- Born: 27 March 1893 Bygland, Aust-Agder, Norway
- Died: 25 July 1968 (aged 75) Stavanger, Norway
- Occupations: School teacher, writer

= Hallvard Sandnes =

Norwegian schoolteacher and writer

Hallvard Sandnes (27 March 1893 – 25 July 1968) was a Norwegian schoolteacher and writer.

He was born in the village of Sandnes in Bygland Municipality in Aust-Agder county, Norway. He studied education at Voss Folk High School (Voss Folkehøgskule) and at Kristiansand Teacher Training College (Kristiansand lærerskole) with Vetle Vislie (1858–1933) as an instructor. From 1915 he was a teacher at Høydal in Volda Municipality. From 1919, he taught in Stavanger, including from 1921 to 1960 at Kvalberg School in Hetland Municipality. During the last ten years, he served as principal.

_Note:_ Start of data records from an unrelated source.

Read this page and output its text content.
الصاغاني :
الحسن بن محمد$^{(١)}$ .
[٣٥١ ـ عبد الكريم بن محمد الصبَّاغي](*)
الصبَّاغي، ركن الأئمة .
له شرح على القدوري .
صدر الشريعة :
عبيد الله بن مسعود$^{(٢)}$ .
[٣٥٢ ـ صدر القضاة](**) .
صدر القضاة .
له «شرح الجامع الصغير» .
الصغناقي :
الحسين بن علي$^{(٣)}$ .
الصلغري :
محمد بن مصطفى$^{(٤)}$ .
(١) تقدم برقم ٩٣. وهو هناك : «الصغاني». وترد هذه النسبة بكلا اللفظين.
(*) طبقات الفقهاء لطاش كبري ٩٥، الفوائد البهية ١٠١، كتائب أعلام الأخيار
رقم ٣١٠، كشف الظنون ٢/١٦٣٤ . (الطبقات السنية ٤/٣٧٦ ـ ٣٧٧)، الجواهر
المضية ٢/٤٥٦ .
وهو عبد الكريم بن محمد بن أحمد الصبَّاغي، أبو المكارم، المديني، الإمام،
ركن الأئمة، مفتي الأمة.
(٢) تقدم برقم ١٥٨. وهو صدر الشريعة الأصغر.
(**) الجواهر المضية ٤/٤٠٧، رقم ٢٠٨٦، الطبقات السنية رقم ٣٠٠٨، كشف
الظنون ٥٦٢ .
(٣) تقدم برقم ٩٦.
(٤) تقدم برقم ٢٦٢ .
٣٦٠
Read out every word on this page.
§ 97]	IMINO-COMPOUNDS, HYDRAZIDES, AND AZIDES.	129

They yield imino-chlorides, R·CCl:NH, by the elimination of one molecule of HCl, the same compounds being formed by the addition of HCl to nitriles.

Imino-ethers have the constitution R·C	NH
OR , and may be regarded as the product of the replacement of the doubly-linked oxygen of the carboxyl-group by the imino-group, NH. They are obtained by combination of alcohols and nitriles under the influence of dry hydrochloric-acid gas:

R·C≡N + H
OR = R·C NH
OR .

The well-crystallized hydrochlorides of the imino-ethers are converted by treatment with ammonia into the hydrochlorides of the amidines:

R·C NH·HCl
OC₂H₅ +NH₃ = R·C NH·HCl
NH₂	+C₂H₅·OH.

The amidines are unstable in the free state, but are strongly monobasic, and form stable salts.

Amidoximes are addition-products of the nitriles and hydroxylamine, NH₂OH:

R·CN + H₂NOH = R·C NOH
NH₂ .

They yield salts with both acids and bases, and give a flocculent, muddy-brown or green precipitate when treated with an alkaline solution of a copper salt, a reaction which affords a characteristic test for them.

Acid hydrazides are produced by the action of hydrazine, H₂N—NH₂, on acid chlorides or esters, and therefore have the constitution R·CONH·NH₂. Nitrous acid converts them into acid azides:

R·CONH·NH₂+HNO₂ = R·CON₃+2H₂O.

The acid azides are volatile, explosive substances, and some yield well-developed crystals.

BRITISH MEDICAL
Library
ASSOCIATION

Sandnes made his literary debut in 1913. Among his books are Fjellkongen from 1924, Skjoldmøyane from 1926, and Norigards-Ram'n from 1928.
In the 1940s, he created the science fiction comics series Ingeniør Knut Berg, along with Jostein Øvrelid (1910-1983).

He was awarded the Melsom Prize (Melsom-prisen) in 1925. Sandnes died during 1968 and was buried in the cemetery at Hinna Church in Stavanger.